O guarda, porém, limitou-se a dizer:
— Você logo sentirá o efeito dessa lei.
Então, interveio Franz.
— Observe bem, Willem; por uma parte admite que desconhece a lei e por outra afirma que é inocente.
— Tens razão, mas não podemos fazê-lo compreender isso — disse o outro.
K. ficou calado e pôs-se a pensar: Deixar-me-ei intimidar pela conversa destes empregados inferiores, pois eles próprios admitem que o são. De qualquer modo, estão falando de coisas que de maneira alguma compreendem. A segurança que ostentam apenas é possível devido à sua estupidez. Será bastante que eu fale algumas palavras com um representante da autoridade de condição igual à minha para que tudo se torne incomparavelmente mais claro que me atendo aos maiores discursos destes dois".

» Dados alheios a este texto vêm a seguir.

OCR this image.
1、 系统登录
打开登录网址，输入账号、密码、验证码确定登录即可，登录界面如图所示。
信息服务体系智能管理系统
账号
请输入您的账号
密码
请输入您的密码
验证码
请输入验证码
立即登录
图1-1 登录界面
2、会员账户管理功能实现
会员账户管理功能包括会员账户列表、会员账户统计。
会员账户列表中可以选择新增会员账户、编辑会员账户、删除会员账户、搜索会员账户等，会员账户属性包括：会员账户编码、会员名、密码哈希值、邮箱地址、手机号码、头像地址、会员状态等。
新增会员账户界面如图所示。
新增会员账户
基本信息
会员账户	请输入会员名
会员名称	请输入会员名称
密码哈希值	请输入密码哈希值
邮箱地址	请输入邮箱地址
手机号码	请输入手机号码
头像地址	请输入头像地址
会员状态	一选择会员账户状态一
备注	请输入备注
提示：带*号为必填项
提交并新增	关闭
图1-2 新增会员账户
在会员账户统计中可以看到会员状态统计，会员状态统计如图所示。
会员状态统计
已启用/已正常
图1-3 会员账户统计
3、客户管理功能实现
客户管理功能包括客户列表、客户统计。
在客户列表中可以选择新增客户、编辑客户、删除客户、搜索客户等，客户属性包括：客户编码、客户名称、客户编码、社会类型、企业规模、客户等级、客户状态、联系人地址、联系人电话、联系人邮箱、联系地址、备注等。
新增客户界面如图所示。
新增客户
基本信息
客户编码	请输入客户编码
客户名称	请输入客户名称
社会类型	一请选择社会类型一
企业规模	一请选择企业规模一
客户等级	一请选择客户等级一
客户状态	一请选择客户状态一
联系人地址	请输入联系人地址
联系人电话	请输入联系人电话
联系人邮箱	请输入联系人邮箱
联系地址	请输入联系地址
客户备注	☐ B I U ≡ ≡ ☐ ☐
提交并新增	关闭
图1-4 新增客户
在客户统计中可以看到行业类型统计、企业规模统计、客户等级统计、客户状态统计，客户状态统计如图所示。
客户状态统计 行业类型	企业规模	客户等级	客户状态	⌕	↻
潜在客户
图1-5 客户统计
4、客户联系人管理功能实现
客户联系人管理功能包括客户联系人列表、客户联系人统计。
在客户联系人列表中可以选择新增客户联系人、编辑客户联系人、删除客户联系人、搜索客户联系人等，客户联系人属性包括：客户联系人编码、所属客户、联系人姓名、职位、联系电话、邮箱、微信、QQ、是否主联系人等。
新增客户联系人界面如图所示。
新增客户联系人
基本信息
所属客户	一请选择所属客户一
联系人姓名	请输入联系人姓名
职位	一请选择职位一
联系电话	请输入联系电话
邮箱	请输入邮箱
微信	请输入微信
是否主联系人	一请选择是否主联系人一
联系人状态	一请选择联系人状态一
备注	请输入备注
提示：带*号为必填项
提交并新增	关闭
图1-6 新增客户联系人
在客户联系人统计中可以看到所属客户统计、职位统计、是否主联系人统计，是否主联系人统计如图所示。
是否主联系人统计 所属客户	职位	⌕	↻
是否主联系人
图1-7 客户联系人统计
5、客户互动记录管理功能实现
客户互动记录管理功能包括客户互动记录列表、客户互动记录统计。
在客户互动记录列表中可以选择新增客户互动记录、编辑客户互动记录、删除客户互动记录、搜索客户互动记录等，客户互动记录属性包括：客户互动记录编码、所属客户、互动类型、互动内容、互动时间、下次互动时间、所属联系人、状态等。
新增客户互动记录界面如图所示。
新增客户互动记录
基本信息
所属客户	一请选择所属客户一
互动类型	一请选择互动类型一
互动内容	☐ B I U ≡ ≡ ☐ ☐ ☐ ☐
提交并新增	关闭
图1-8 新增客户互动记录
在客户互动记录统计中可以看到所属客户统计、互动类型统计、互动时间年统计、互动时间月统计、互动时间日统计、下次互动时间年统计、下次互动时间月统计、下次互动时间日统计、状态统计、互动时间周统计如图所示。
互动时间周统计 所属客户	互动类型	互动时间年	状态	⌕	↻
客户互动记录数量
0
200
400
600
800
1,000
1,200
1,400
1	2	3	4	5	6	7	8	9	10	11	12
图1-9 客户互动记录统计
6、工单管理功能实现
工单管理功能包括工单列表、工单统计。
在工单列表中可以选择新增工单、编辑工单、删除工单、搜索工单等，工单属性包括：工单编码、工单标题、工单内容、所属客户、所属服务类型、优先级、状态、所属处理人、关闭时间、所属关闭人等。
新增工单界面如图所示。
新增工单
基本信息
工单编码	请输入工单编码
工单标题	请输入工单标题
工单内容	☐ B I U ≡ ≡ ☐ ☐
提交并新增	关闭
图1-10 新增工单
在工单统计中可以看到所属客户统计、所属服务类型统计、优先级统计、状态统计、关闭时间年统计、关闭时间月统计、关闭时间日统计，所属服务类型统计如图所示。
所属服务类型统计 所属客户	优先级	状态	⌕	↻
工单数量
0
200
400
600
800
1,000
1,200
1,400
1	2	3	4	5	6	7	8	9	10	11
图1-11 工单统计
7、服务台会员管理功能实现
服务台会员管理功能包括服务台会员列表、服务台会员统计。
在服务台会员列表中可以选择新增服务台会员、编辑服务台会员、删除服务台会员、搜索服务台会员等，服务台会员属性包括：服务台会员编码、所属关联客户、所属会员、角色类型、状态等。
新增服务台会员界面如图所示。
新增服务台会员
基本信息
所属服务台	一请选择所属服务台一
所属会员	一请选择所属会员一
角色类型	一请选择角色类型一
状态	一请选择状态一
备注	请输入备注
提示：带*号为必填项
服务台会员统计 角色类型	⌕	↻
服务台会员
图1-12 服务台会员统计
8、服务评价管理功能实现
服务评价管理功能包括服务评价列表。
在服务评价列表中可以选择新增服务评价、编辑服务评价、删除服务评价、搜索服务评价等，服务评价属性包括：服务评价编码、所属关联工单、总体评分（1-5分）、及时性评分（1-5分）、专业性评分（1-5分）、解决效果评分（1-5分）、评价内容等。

Percorreu várias vezes de uma extremidade à outra da sala e viu a anciã vizinha que tinha arrastado até a janela um homem ainda mais velho do que ela, ao qual sustentava rodeando-o com um braço. K. precisava pôr fim de uma vez a tal comédia.
— Quero que vocês me levem ao seu superior — disse.
— Nós o faremos quando ele- o deseje, mas não antes — retrucou o guarda que fora nomeado Willem. — Além do mais, aconselho-o — acrescentou logo — que retorne ao seu quarto, que permaneça quieto ali e que aguarde tranqüilamente aquilo que se tiver de fazer com respeito a você. Aconselhamos-lhe que não perca o tempo com pensamentos inúteis, mas que reserve suas energias o mais que possa, pois terá necessidade delas. Não nos tratou como o merecíamos, pois esqueceu-se que nós, quem quer que sejamos, ao menos em relação a você somos homens livres, o que constitui uma vantagem não pequena. Não obstante isso, estamos dispostos, se é que você tem dinheiro, a fazer-lhe vir um desjejum do café vizinho.
Sem responder a tal oferecimento, K. ficou de pé um momento, em silêncio. Talvez se tentasse abrir a porta da sala ou a do vestíbulo os guardas não se atrevessem a impedi-lo; talvez a solução do assunto estivesse em levar as coisas a um ponto extremo; porém, talvez também os dois guardas o apanhassem e o derrubassem ao solo, e então perderia toda a superioridade que de certo modo ainda conservava sobre eles. Por isso resolveu esperar a decisão mais acertada que o curso natural das coisas teria por força de trazer; e voltou então a seu quarto sem que pela sua parte, ou pela dos guardas, se pronunciasse uma palavra mais.
Atirou-se sobre a cama e apanhou na mesa do toucador uma formosa maçã que na noite anterior guardara exatamente para seu desjejum. Seria seu único alimento, mas, em todo caso, como pôde certificar-se à primeira grande dentada que lhe deu, era muito melhor que o desjejum obtido em qualquer sujo café noturno que a boa-vontade de seus guardas lhe poderia prover. Sentia-se bem e confiante; é verdade que nessa manhã faltava ao seu trabalho no banco, mas, em razão do cargo, relativamente elevado que ali desempenhava, com certeza o desculpariam facilmente. Deveria alegar para desculpar-se a verdadeira causa? Assim pensava fazê-lo. Se não quisessem acreditar nele, o que neste caso era muito compreensível, recorreria à senhora Grubach como testemunha ou mesmo aos dois anciãos da casa de frente, os quais certamente já se teriam dado pressa em pôr-se na janela que estava em frente a seu quarto. Colocando-se na situação mental de seus guardas, K. admirava-se de que estes o tivessem afastado da sala em que se encontravam e o tivessem deixado.sozinho na sua, onde tinha tantas oportunidades de matar-se. Mas ao mesmo tempo perguntou-se K., desta feita pondo-se em sua própria situação mental, que motivos podia ele ter para fazê-lo.